On a souvent l'habitude de résumer ses sources d'émissions aux ruminants et, plus généralement, au monde agricole. Les
statistiques environnementales proposées au public par l'Energy Information Administration (EIA), agence d'information dépendant du
DoE américain, montre une réalité plus complexe concernant les émissions états-uniennes.

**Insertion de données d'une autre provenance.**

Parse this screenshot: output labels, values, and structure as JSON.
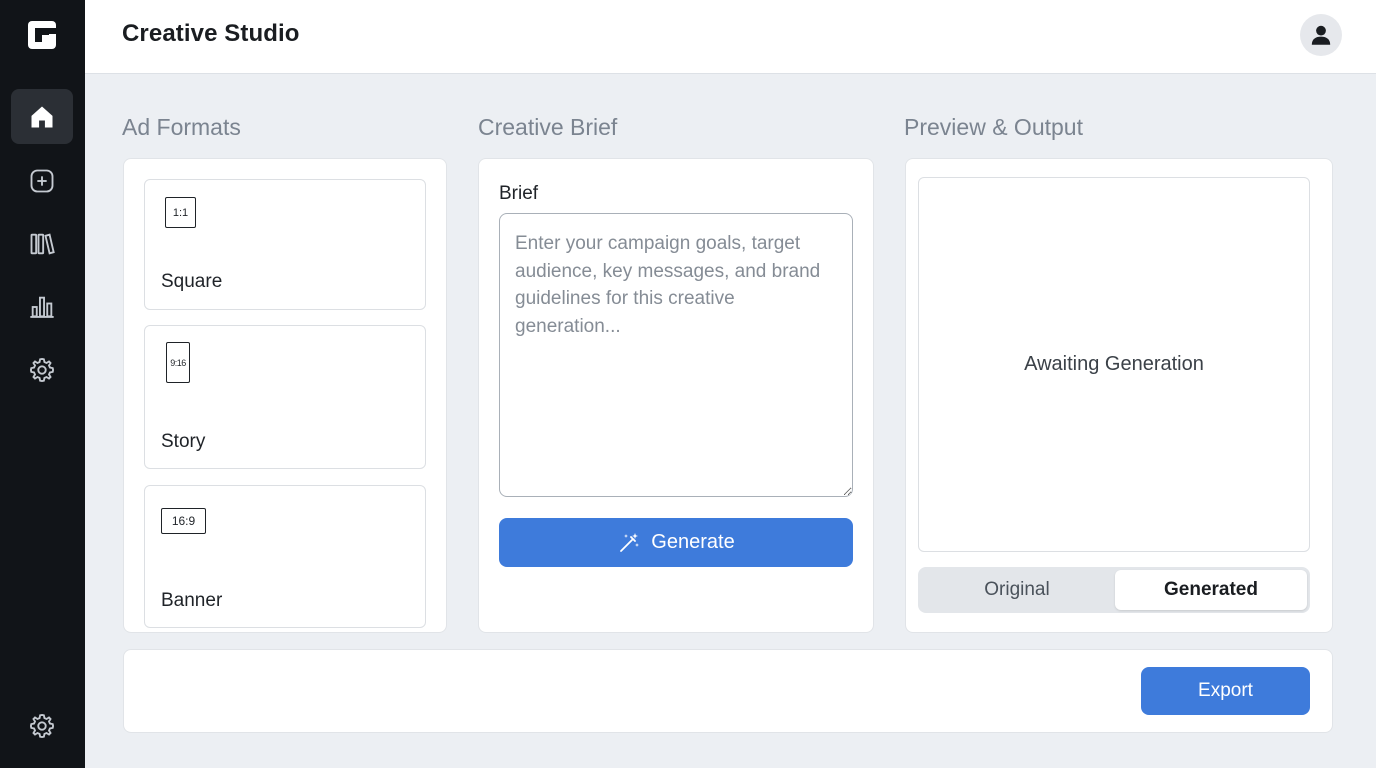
{
  "app": {
    "title": "Creative Studio"
  },
  "sidebar": {
    "items": [
      {
        "name": "home",
        "icon": "home-icon",
        "active": true
      },
      {
        "name": "create",
        "icon": "plus-circle-icon",
        "active": false
      },
      {
        "name": "library",
        "icon": "library-icon",
        "active": false
      },
      {
        "name": "analytics",
        "icon": "bar-chart-icon",
        "active": false
      },
      {
        "name": "settings",
        "icon": "gear-icon",
        "active": false
      }
    ],
    "bottom_item": {
      "name": "settings",
      "icon": "gear-icon"
    }
  },
  "sections": {
    "formats_title": "Ad Formats",
    "brief_title": "Creative Brief",
    "preview_title": "Preview & Output"
  },
  "formats": [
    {
      "label": "Square",
      "ratio": "1:1"
    },
    {
      "label": "Story",
      "ratio": "9:16"
    },
    {
      "label": "Banner",
      "ratio": "16:9"
    }
  ],
  "brief": {
    "label": "Brief",
    "value": "",
    "placeholder": "Enter your campaign goals, target audience, key messages, and brand guidelines for this creative generation...",
    "generate_label": "Generate"
  },
  "preview": {
    "status_text": "Awaiting Generation",
    "toggle": {
      "original_label": "Original",
      "generated_label": "Generated",
      "selected": "Generated"
    }
  },
  "footer": {
    "export_label": "Export"
  },
  "colors": {
    "accent": "#3e7bdb",
    "sidebar_bg": "#111418",
    "page_bg": "#eceff3"
  }
}
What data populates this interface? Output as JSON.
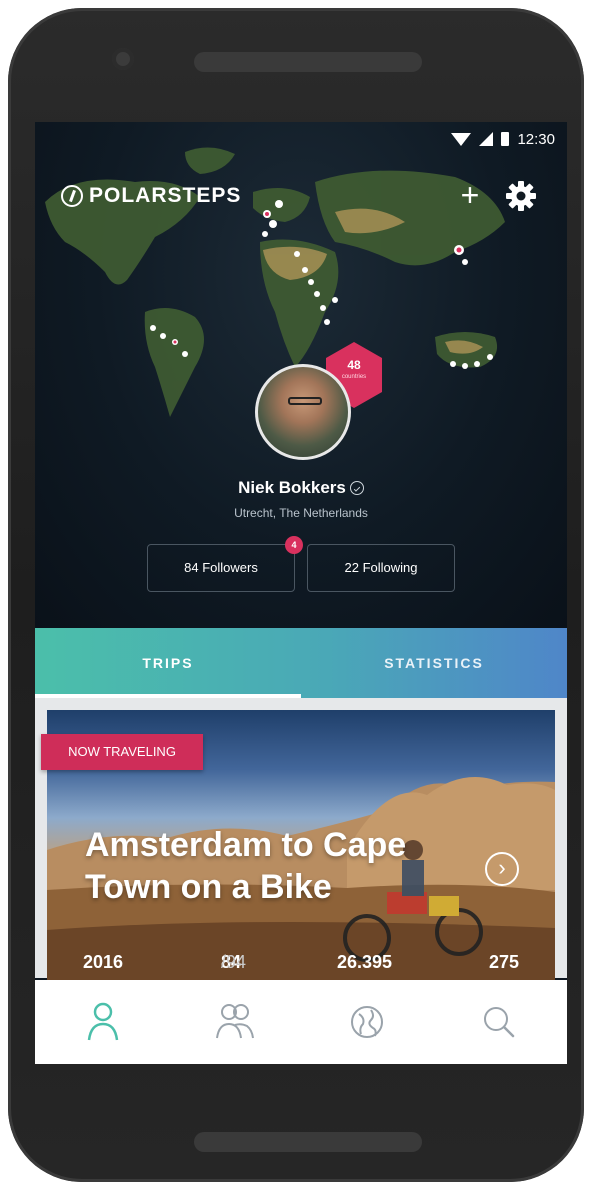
{
  "status_bar": {
    "time": "12:30"
  },
  "header": {
    "logo_text": "POLARSTEPS",
    "add_symbol": "+",
    "icons": {
      "logo": "polarsteps-logo-icon",
      "add": "plus-icon",
      "settings": "gear-icon"
    }
  },
  "profile": {
    "name": "Niek Bokkers",
    "location": "Utrecht, The Netherlands",
    "badge_count": "48",
    "badge_label": "countries",
    "followers_label": "84 Followers",
    "following_label": "22 Following",
    "followers_notification": "4"
  },
  "tabs": [
    {
      "label": "TRIPS",
      "active": true
    },
    {
      "label": "STATISTICS",
      "active": false
    }
  ],
  "trip": {
    "tag": "NOW TRAVELING",
    "title": "Amsterdam to Cape Town on a Bike",
    "arrow_symbol": "›",
    "stats": {
      "year": "2016",
      "days": "84",
      "days_total": "/94",
      "distance": "26.395",
      "steps": "275"
    }
  },
  "bottom_nav": [
    {
      "icon": "profile-icon",
      "active": true
    },
    {
      "icon": "friends-icon",
      "active": false
    },
    {
      "icon": "globe-icon",
      "active": false
    },
    {
      "icon": "search-icon",
      "active": false
    }
  ],
  "colors": {
    "accent": "#4bbfaa",
    "tag": "#cf2d59",
    "badge": "#d9315e",
    "tab_end": "#4f86c9"
  }
}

Car, bien avant la fermentation entérique - une jolie expression savante pour désigner l'origine des flatulences des ruminants - on trouve deux sources bien plus industrielles : le traitement des déchets, notamment les dégagements issus des décharges, et la chaîne d'approvisionnement en gaz naturel. L'extraction du charbon est également une cause conséquente d'émissions de méthane, avant la décomposition des bouses et autres fientes. La culture du riz, parfois présentée comme cause importante, reste par contre anecdotique aux Etats-Unis.

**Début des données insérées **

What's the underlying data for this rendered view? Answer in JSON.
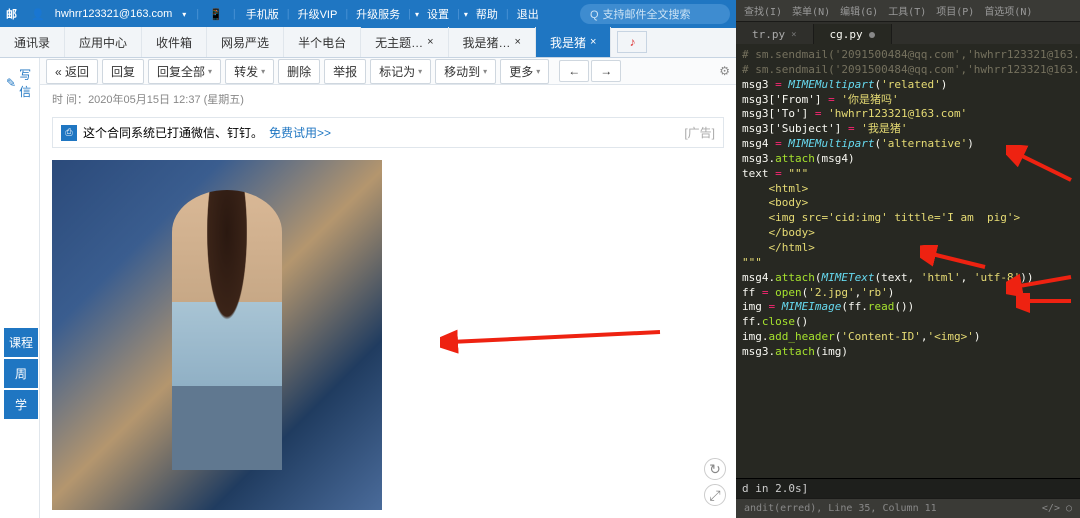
{
  "mail": {
    "brand": "邮",
    "user_email": "hwhrr123321@163.com",
    "top_links": [
      "手机版",
      "升级VIP",
      "升级服务",
      "设置",
      "帮助",
      "退出"
    ],
    "search_placeholder": "支持邮件全文搜索",
    "static_tabs": [
      "通讯录",
      "应用中心",
      "收件箱",
      "网易严选",
      "半个电台"
    ],
    "closable_tabs": [
      "无主题…",
      "我是猪…",
      "我是猪"
    ],
    "active_tab_index": 2,
    "compose": "写信",
    "toolbar": {
      "back": "« 返回",
      "reply": "回复",
      "reply_all": "回复全部",
      "forward": "转发",
      "delete": "删除",
      "report": "举报",
      "mark": "标记为",
      "move": "移动到",
      "more": "更多"
    },
    "meta": {
      "label": "时  间：",
      "value": "2020年05月15日 12:37 (星期五)"
    },
    "ad": {
      "text": "这个合同系统已打通微信、钉钉。",
      "link": "免费试用>>",
      "tag": "[广告]"
    },
    "side_labels": [
      "课程",
      "周",
      "学"
    ],
    "controls": {
      "rotate": "↻",
      "fit": "⤢"
    }
  },
  "editor": {
    "top_menu": [
      "查找(I)",
      "菜单(N)",
      "编辑(G)",
      "工具(T)",
      "项目(P)",
      "首选项(N)"
    ],
    "tabs": [
      {
        "name": "tr.py",
        "active": false
      },
      {
        "name": "cg.py",
        "active": true
      }
    ],
    "code_lines": [
      {
        "t": "cmt",
        "s": "# sm.sendmail('2091500484@qq.com','hwhrr123321@163."
      },
      {
        "t": "cmt",
        "s": "# sm.sendmail('2091500484@qq.com','hwhrr123321@163."
      },
      {
        "t": "assign",
        "v": "msg3",
        "rhs": [
          {
            "c": "fn",
            "s": "MIMEMultipart"
          },
          {
            "c": "",
            "s": "("
          },
          {
            "c": "str",
            "s": "'related'"
          },
          {
            "c": "",
            "s": ")"
          }
        ]
      },
      {
        "t": "assign",
        "v": "msg3['From']",
        "rhs": [
          {
            "c": "str",
            "s": "'你是猪吗'"
          }
        ]
      },
      {
        "t": "assign",
        "v": "msg3['To']",
        "rhs": [
          {
            "c": "str",
            "s": "'hwhrr123321@163.com'"
          }
        ]
      },
      {
        "t": "assign",
        "v": "msg3['Subject']",
        "rhs": [
          {
            "c": "str",
            "s": "'我是猪'"
          }
        ]
      },
      {
        "t": "assign",
        "v": "msg4",
        "rhs": [
          {
            "c": "fn",
            "s": "MIMEMultipart"
          },
          {
            "c": "",
            "s": "("
          },
          {
            "c": "str",
            "s": "'alternative'"
          },
          {
            "c": "",
            "s": ")"
          }
        ]
      },
      {
        "t": "stmt",
        "p": [
          {
            "c": "var",
            "s": "msg3."
          },
          {
            "c": "call",
            "s": "attach"
          },
          {
            "c": "",
            "s": "(msg4)"
          }
        ]
      },
      {
        "t": "assign",
        "v": "text",
        "rhs": [
          {
            "c": "str",
            "s": "\"\"\""
          }
        ]
      },
      {
        "t": "str",
        "s": "    <html>"
      },
      {
        "t": "str",
        "s": "    <body>"
      },
      {
        "t": "str",
        "s": "    <img src='cid:img' tittle='I am  pig'>"
      },
      {
        "t": "str",
        "s": "    </body>"
      },
      {
        "t": "str",
        "s": "    </html>"
      },
      {
        "t": "str",
        "s": "\"\"\""
      },
      {
        "t": "stmt",
        "p": [
          {
            "c": "var",
            "s": "msg4."
          },
          {
            "c": "call",
            "s": "attach"
          },
          {
            "c": "",
            "s": "("
          },
          {
            "c": "fn",
            "s": "MIMEText"
          },
          {
            "c": "",
            "s": "(text, "
          },
          {
            "c": "str",
            "s": "'html'"
          },
          {
            "c": "",
            "s": ", "
          },
          {
            "c": "str",
            "s": "'utf-8'"
          },
          {
            "c": "",
            "s": "))"
          }
        ]
      },
      {
        "t": "assign",
        "v": "ff",
        "op": "=",
        "rhs": [
          {
            "c": "call",
            "s": "open"
          },
          {
            "c": "",
            "s": "("
          },
          {
            "c": "str",
            "s": "'2.jpg'"
          },
          {
            "c": "",
            "s": ","
          },
          {
            "c": "str",
            "s": "'rb'"
          },
          {
            "c": "",
            "s": ")"
          }
        ]
      },
      {
        "t": "assign",
        "v": "img",
        "rhs": [
          {
            "c": "fn",
            "s": "MIMEImage"
          },
          {
            "c": "",
            "s": "(ff."
          },
          {
            "c": "call",
            "s": "read"
          },
          {
            "c": "",
            "s": "())"
          }
        ]
      },
      {
        "t": "stmt",
        "p": [
          {
            "c": "var",
            "s": "ff."
          },
          {
            "c": "call",
            "s": "close"
          },
          {
            "c": "",
            "s": "()"
          }
        ]
      },
      {
        "t": "stmt",
        "p": [
          {
            "c": "var",
            "s": "img."
          },
          {
            "c": "call",
            "s": "add_header"
          },
          {
            "c": "",
            "s": "("
          },
          {
            "c": "str",
            "s": "'Content-ID'"
          },
          {
            "c": "",
            "s": ","
          },
          {
            "c": "str",
            "s": "'<img>'"
          },
          {
            "c": "",
            "s": ")"
          }
        ]
      },
      {
        "t": "stmt",
        "p": [
          {
            "c": "var",
            "s": "msg3."
          },
          {
            "c": "call",
            "s": "attach"
          },
          {
            "c": "",
            "s": "(img)"
          }
        ]
      }
    ],
    "output": "d in 2.0s]",
    "status_left": "andit(erred), Line 35, Column 11",
    "status_right": "</>"
  }
}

Bref, aux USA, le méthane vient plus des poubelles et de l'industrie gazière que que des
hamburgers sur pattes.
Nous avons déniché une autre
étude qui couvre cette fois-ci le périmètre USA-
BRIC-Mexique - dommage qu'elle ait fait l'impasse sur le Moyen-Orient, dont les
"Oil & Gas Systems" - comprenez l'amont de l'industrie pétrogazière - ne peuvent que laisser échapper force méthane. Identifiant près de la moitié des émissions annuelles - contre moins de 10% pour les seuls Etats-Unis - elle redonne plus d'importance à cette fameuse fermentation entérique, sans pour autant nier le rôle important de l'industrie charbonnière et pétrogazière.